Elementary teachers call it ‘good peer relationships”
and typically place it ahead of intellectual challenge. If
bright children internalize these messages, they often do
adjust well in elementary school and do not appear pressured.
They learn to enjoy the comforts of social acceptance, and
they play down their intelligence, even minimizing their use
of extensive vocabulary
This
facade of “good adjustment” brings forth a different
pressure by pre-adolescence. By then, adjustment translates
to popularity. Becoming peer-adjusted forces children into
a value system that may differ significantly from what their
parents and teachers earlier described as social adjustment.

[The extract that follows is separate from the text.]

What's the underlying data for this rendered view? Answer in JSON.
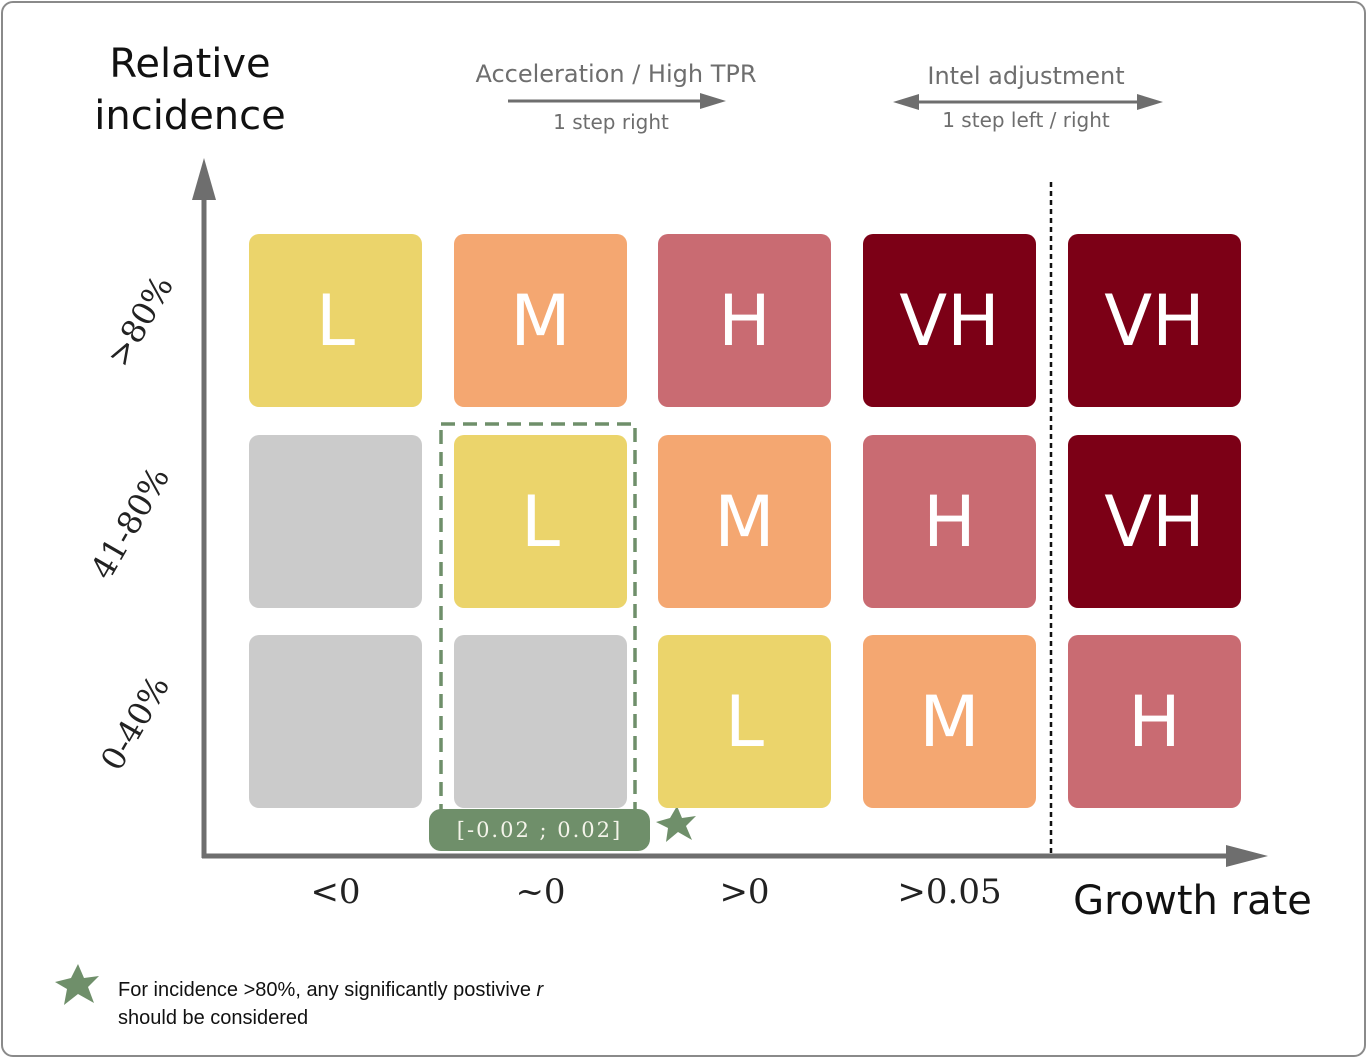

Depending on the peer environment, the popular message may
involve positive activities, or it may mean alcohol, drugs
and sexual promiscuity Popularity means not getting all As
and no excitement about learning. For African-American children,
being too interested in learning may include being chastised
as “acting white.” Peers may call Native Americans
“apples” (red on the outside, white on the inside).
There
is a fine line that divides pressure and motivation. Pressure
takes place when children don’t believe they can achieve
expected outcomes. Motivation occurs when children have learned
the process that leads to realistic outcomes. Stated more
simply, motivation means that children believe their hard
work will achieve results. The Rimm’s Law (#2),
which summarizes the appropriate achievement relationship,
follows:
Intellectually
gifted children who rarely have challenge in the early years
of school may equate smart with easy. They don’t see
a connection between effort and outcome. For adolescents
who are called nerds if they make effort and are put down
by their peers for that effort, the connection between effort
and social outcomes does not exist. It isn't surprising
that children protect themselves in defensive ways by not
completing assignments, blaming teachers for their problems,
acting “cool,” shipping classes and generally
underachieving. Gifted and creative children internalize
pressures easily which may cause school problems and mental
health problems. Understanding these pressures is the first
step to helping them use their capabilities.